FYI.

This story is over 5 years old.

Tech

The Real Threat of Nuclear Power Is to Our Wallets

Here's a dirty little secret about nuclear power, which is by far the world's most fear-inducing energy source: Even history's nastiest meltdowns haven't been all that bad. That's partly due to that fact that when I say 'history's nastiest meltdowns...

Here’s a dirty little secret about nuclear power, which is by far the world’s most fear-inducing energy source: Even history’s nastiest meltdowns haven’t been all that bad. That’s partly due to that fact that when I say ’history’s nastiest meltdowns,’ that pretty much includes just two events, Fukushima and Chernobyl.

This kind of reasoning is anathema to popular imagination of nukes gone awry—we can’t help but conjure the mushroom cloud. But the truth is, compared to the toll of other energy sources (namely coal) nuclear power’s impact has been relatively benign — with regards to human life, anyways.

Advertisement

For instance, Chernobyl, the greatest nuclear tragedy in history, led to a 64 deaths from radiation exposure since the beginning of the disaster. Most of these resulted from firemen and rescue workers rushing to the scene, unaware of how dangerous the radiation was. On top of the radiation deaths, there are “4,000 cases of relatively treatable thyroid cancer, for sure, and the rest is just guesswork.”

That’s Christopher Mims writing in the Atlantic about a recent visit to the “excursion zone” where the disaster hit hardest. Now, 64 deaths and 4,000 cases of thyroid cancer is horrifying and tragic. But it’s also, thus far, the ceiling on nuclear catastrophe. Recent health studies on Fukushima—the world’s second greatest nuclear disaster—show that the fallout has been much more mild than was initially expected.

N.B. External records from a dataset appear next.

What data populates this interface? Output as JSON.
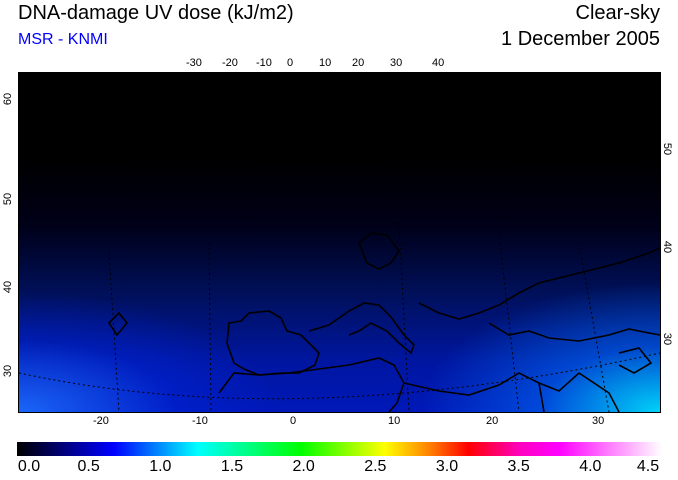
{
  "header": {
    "title": "DNA-damage UV dose (kJ/m2)",
    "source": "MSR - KNMI",
    "condition": "Clear-sky",
    "date": "1 December 2005"
  },
  "axes": {
    "top_lon": [
      "-30",
      "-20",
      "-10",
      "0",
      "10",
      "20",
      "30",
      "40"
    ],
    "bottom_lon": [
      "-20",
      "-10",
      "0",
      "10",
      "20",
      "30"
    ],
    "left_lat": [
      "60",
      "50",
      "40",
      "30"
    ],
    "right_lat": [
      "50",
      "40",
      "30"
    ]
  },
  "colorbar": {
    "labels": [
      "0.0",
      "0.5",
      "1.0",
      "1.5",
      "2.0",
      "2.5",
      "3.0",
      "3.5",
      "4.0",
      "4.5"
    ],
    "min": 0,
    "max": 4.5,
    "colors": [
      "#000000",
      "#0000ff",
      "#00ffff",
      "#00ff00",
      "#ffff00",
      "#ff0000",
      "#ff00ff",
      "#ffffff"
    ]
  }
}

Radiation levels are only marginally higher nearby the disaster site, and the workers exposed to higher levels during the cleanup and shutdown efforts have a higher risk of developing cancer than they otherwise would have. Outside the nearby zones, radiation levels are consistent with “background levels” normally detected in the mildly irradiated lives we live everywhere. No deaths have been attributed to the nuclear fallout. Of course, all this is gleaned from public health reports from local government, the WHO, and the UN, the findings of which environmental groups contest.

Advertisement

Still, the point is there haven’t been piles smoldering, glow-in-the-dark corpses littered around the countryside. No apocalypse. And yet nuclear power is still scary as hell. But the human toll tallied above is less than what coal does in a day. Worldwide, coal’s air pollution kills hundreds of thousands every year, gives millions cancer and respiratory illness, and millions more asthma.

But nuclear power, Mims argues, is different kind of nightmare altogether; it’s an economic one:

…it doesn’t hit you until you’re standing in an empty field in the heart of Ukraine — “the breadbasket of Europe” — looking around at what could be some of the most productive farmland on a planet desperate for all the calories it can get: The economic cost of Chernobyl is incalculably huge. The land around much of Chernobyl will be measurably contaminated for many decades hence, and in some cases, effectively forever. It doesn’t matter that the level of contamination in many areas will be negligible from a public health perspective. Here’s the question to answer: Would you live there? Or if you were a business, would you invest there? And if you were raising crops, do you really think someone is going to buy grain “made in Chernobyl”? …In other words, it doesn’t matter that nuclear disasters are, in point of fact, relatively harmless in their direct health impacts … What matters is that when a plant blows up, it undoes, by many orders of magnitude, all the economic benefit of all the energy it ever produced.

That’s also because cleanup efforts are enormously expensive, and so is building new nuclear projects. And part of the reason building new nuclear power plants so costly is that everybody is justifiably scared shitless of nuclear power. Just by possessing a built-in capacity to have things go so, so wrong, which terrifies the public in the process, the costs of nuclear skyrocket. It’s hard to find investors wants to take on the risk of building a scary-ass nuke plant in somebody’s backyard.

These are the compelling reasons, not the immediate human cost, that anti-nuclear proponents should be using in their arguments against conventional nuclear power (though there’s always the allegedly much safer thorium). It’s too scary, which makes it too expensive, and there’s not a damn thing we can do about it. There’s almost certainly going to be another meltdown—and even if it is relatively benign like Fukushima, it’s going to shock the world (and whichever local economy the disaster strikes) all over again. Bottom line: there are cheaper, less terrifying ways to get carbon-free power.